But either way, I was in no mood to celebrate. Two thousand and seven has all has all the makings of a bad year in the Middle East, a bitter vintage that I'd rather put off drinking as long as possible. It's not just the standoff in Lebanon that's worrying, or the relentless disaster in Iraq, but the many other cold conflicts of the region -- from Iran through Kurdish Northern Iraq, down to Syria and the West Bank -- that look like they are going to get hot. Why? Because the American-era in the Middle East is all over but the shouting. Our inability even to dispatch Saddam Hussein without more than a modicum of state----sanctioned justice, on view for all to see thanks to mobile phone video cameras, was merely the latest in our public humiliations. Who knows what new paradigm will fill the American vacuum -- Israeli unilateralism? The rejectionist crescent of Syria and Iran? Sectarian war between Shi'ites and Sunnis? -- but I'm sure I'll spend the better part of the next twelve months chronicling the transition. I doubt it'll be pretty.

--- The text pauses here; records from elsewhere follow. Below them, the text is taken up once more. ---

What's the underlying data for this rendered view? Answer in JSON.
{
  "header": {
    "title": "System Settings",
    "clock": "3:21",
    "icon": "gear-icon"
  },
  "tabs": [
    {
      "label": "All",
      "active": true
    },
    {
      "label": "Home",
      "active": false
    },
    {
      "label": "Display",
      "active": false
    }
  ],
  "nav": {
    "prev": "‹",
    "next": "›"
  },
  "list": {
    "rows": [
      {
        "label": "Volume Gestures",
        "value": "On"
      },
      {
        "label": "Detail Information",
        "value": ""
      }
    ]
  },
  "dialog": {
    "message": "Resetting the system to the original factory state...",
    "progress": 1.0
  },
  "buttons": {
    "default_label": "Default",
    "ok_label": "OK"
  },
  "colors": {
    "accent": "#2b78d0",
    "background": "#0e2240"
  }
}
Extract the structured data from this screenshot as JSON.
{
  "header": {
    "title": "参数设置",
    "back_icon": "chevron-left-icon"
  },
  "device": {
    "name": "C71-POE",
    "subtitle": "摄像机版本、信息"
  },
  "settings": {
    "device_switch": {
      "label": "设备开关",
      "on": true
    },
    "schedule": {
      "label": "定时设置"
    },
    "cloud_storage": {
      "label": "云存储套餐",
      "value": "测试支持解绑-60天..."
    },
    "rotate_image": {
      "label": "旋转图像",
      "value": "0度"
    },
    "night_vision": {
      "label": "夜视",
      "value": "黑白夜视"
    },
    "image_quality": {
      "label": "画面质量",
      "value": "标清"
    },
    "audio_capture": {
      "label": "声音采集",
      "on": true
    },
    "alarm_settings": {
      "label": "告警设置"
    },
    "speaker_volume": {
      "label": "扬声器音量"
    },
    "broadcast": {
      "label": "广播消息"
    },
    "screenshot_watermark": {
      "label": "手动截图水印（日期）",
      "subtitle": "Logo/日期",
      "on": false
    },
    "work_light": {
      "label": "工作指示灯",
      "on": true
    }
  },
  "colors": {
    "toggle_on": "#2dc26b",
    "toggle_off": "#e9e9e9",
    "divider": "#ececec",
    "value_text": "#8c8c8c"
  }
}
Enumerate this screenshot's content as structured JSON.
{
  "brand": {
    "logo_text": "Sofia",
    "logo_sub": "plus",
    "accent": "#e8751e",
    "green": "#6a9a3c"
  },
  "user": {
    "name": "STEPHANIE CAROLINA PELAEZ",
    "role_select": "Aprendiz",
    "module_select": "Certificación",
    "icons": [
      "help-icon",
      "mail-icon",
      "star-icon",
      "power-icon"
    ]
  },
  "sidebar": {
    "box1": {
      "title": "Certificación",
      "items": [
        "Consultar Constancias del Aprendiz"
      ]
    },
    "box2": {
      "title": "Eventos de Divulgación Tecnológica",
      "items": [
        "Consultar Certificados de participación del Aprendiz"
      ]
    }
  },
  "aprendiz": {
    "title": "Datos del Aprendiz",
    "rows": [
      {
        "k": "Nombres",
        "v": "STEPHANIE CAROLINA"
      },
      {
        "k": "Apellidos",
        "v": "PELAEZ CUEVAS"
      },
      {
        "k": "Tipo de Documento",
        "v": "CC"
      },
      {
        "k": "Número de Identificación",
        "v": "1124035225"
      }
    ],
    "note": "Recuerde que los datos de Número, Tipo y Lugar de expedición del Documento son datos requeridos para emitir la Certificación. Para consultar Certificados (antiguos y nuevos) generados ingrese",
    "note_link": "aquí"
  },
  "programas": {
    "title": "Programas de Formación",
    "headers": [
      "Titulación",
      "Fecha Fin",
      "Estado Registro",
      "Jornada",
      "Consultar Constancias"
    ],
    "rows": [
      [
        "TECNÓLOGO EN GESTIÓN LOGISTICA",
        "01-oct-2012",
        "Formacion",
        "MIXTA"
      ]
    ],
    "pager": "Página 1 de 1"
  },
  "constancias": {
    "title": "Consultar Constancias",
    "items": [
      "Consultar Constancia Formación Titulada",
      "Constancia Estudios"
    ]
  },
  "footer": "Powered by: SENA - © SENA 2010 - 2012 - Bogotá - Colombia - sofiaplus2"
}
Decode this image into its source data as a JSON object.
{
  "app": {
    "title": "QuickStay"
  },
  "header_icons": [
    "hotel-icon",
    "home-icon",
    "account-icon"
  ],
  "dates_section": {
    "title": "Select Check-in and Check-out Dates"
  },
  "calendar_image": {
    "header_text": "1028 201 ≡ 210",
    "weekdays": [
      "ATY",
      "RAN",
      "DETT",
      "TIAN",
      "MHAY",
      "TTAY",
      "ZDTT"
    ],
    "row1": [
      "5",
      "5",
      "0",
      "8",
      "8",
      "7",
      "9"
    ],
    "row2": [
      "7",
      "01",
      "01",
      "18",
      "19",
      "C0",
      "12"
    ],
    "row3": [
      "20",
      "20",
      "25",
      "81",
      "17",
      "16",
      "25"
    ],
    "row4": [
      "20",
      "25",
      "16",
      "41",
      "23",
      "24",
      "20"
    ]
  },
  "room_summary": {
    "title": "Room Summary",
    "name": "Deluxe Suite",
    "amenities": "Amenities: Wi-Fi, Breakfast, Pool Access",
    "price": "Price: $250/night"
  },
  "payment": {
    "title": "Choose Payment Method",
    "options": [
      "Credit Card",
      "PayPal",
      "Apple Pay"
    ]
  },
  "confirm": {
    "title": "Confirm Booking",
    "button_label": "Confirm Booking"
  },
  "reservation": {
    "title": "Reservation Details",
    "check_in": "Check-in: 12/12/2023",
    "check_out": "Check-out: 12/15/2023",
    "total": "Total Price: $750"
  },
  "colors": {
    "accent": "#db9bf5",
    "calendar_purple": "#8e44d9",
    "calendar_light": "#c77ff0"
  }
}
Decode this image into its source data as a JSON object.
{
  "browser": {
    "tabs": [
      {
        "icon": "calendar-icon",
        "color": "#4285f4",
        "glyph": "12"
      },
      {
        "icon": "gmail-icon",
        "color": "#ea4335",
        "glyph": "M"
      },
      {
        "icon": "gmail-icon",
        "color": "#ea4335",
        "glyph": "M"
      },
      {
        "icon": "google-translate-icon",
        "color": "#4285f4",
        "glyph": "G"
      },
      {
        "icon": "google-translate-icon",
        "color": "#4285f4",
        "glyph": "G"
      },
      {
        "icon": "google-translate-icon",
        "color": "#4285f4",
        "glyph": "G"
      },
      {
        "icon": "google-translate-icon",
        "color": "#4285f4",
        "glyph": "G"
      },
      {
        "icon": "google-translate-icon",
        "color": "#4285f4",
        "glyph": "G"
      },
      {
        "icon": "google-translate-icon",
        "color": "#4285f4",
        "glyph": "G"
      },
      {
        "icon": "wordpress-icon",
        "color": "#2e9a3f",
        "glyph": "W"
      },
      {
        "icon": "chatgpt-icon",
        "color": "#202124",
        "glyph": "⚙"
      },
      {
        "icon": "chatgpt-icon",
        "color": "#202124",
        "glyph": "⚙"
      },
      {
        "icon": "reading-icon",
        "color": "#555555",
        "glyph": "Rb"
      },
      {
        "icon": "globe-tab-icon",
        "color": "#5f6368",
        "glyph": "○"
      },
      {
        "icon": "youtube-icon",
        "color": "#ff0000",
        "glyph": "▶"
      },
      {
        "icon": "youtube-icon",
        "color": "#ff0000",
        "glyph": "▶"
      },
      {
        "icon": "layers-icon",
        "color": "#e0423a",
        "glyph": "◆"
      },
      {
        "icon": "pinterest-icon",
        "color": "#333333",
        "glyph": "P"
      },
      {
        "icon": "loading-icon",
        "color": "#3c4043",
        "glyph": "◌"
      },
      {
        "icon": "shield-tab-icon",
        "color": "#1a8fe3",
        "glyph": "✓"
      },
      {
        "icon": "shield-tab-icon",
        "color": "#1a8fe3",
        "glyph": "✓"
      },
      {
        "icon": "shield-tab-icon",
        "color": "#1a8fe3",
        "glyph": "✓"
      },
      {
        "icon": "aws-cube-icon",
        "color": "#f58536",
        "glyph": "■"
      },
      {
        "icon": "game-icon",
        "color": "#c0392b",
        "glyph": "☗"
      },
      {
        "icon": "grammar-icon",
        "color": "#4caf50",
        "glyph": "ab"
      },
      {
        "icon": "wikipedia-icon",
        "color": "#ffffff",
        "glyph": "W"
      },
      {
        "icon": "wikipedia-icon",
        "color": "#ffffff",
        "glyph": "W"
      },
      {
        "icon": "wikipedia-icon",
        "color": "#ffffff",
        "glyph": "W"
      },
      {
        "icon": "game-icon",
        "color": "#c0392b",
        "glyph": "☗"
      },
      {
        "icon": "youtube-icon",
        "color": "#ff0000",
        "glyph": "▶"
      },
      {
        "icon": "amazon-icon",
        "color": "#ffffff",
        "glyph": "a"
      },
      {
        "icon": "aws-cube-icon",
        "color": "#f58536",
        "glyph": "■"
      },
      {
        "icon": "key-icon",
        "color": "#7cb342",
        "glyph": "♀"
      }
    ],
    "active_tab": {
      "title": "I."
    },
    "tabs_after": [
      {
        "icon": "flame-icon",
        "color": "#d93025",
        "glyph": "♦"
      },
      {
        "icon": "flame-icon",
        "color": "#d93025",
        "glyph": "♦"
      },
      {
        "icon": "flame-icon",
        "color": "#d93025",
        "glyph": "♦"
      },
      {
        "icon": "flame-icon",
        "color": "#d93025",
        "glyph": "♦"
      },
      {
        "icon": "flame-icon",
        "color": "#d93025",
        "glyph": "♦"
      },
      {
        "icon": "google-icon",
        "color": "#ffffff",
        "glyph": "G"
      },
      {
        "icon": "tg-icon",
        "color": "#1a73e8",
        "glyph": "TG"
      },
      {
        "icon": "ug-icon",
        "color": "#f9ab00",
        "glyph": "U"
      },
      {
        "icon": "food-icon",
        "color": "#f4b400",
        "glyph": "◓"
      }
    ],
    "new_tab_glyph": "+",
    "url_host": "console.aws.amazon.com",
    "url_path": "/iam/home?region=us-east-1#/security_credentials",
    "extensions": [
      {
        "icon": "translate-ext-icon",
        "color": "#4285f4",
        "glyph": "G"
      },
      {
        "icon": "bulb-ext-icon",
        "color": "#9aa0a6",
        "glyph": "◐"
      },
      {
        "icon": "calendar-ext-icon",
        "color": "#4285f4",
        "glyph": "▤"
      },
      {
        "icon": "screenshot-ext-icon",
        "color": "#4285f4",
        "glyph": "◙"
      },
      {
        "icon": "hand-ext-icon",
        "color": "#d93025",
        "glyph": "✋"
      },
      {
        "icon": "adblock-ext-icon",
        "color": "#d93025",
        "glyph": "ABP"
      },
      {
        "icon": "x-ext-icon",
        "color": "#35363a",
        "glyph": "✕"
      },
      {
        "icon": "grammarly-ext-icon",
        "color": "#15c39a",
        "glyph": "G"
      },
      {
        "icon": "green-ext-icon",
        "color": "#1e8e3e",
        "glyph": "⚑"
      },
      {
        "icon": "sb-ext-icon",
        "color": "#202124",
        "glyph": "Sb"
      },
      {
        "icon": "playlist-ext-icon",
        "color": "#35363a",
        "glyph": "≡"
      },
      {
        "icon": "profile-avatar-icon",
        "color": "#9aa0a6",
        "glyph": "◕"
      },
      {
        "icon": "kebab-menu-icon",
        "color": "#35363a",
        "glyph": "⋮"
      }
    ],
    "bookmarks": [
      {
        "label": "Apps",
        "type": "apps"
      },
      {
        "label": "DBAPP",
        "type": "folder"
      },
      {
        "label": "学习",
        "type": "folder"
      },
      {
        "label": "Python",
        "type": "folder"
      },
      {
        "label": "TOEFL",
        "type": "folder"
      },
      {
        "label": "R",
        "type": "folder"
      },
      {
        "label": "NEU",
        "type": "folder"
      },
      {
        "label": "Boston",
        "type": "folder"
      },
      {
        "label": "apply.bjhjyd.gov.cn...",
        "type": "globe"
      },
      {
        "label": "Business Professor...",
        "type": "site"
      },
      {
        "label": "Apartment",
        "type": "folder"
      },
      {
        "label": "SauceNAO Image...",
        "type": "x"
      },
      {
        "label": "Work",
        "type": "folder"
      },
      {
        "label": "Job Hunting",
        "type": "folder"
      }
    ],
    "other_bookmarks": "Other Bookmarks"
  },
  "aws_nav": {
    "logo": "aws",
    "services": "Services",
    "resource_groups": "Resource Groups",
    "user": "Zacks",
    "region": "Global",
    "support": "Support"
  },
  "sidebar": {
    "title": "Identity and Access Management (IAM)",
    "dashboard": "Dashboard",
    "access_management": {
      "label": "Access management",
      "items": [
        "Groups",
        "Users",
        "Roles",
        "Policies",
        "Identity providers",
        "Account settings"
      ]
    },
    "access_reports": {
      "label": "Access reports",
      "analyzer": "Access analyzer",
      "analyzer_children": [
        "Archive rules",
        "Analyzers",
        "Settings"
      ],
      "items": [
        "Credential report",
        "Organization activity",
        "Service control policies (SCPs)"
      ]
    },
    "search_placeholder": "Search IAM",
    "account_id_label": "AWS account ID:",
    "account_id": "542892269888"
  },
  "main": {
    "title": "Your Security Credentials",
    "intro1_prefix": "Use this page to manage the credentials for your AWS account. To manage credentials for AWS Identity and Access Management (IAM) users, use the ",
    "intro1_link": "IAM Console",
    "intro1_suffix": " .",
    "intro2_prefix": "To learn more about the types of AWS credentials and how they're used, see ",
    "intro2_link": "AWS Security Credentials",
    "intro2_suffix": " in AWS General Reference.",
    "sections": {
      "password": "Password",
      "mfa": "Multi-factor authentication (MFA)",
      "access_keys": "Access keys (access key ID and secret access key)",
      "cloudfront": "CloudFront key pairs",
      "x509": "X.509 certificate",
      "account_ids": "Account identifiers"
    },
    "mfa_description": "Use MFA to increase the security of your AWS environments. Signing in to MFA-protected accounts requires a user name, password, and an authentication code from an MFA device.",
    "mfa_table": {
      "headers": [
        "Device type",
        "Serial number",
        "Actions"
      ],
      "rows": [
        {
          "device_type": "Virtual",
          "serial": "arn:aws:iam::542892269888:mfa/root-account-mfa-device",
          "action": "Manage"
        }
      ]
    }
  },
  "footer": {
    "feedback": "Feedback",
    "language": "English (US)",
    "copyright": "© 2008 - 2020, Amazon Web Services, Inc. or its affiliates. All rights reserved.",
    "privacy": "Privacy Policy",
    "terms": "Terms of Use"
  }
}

So with the Lebanese government and the opposition on a temporary truce for the holidays, I declared one of my own, and fled the country for Holland, of all random and seemingly off-topic places. Yet even in the soggy bottomland of Northern Europe (and the occasional foggy bank of second-hand legalized marijuana smoke) I found it hard to escape the Middle East.
It's not just that I spent New Year's Eve with two other Middle East hacks -- my very good friends Thomas, a Dutch journalist, and his wife Newsha, an Iranian photographer -- who, when not in Tehran, live in a townhouse by the Old Rhine river in Leiden. Like me, Thomas and Newsha were worried about the year ahead, especially since they would be on the receiving end of whatever military strike Israel might possibly make against Iran's nuclear development program. Still, it wasn't the brief discussion of the latest developments in flak jackets or satellite modem technology, but the quaint and normally quiet canal-crossed city of Leiden itself that made me the think of current events.
It turns out Leiden is no stranger to sectarian violence of a kind that would be familiar to a Middle Easterner. Only it took place several hundred years ago. The Eighty Years War that the Dutch fought for independence from Spain in the 16th century was very much a war of religion, pitting the largely Protestant Dutch rebels against the Counter-Reformation shock troops of Catholic Spain. It was complete with irregular militias, forced conversions, revenge killings, the smashing of religious statues and paintings deemed heretical, the usual stuff. For Leiden, the main event was the siege of the city by the Spanish Army, which wreaked such privation and despair among the inhabitants that the city's mayor, in order to boost morale, offered to cut off his own arm as a sacrifice to the Resistance. There are several paintings (and at least one statue) of that mayor, sword raised, arm aloft, ready to chop, but restrained by his supporters. How Shi'te is that? The people of Leiden finally raised the siege when they destroyed their dykes, drowning the Spanish Army and flooding much of their own town. They were the suicide bombers of their day.
When I watched the maniacal abandon with which the Dutch launch fireworks on New Year's Eve – as when Thomas's seemingly bourgeois Bohemian neighbors unveil a fireworks weapons cache smuggled over the border from Belgium complete with an RPG-sized bottle rocket launcher – it was hard not to think that the country's bloody past isn't so far behind. At the stroke of midnight, all Leiden exploded as if the Mother of All Battles had descended upon the city. "The Catholic militias have taken the suburbs!" Thomas and I laughed, but the joke wasn't really funny. As he said later: "Spending time in Baghdad takes most of the fun out of fireworks."
I'm back in Beirut now, and my only Dutch souvenir is a cold. The Lebanon truce is over, and Hizballah has promised to ratchet up it protests on Monday. Will 2007 will be one of the last of this region's own Eighty Years War, or is it just the beginning of another cycle? All I can say is expect fireworks.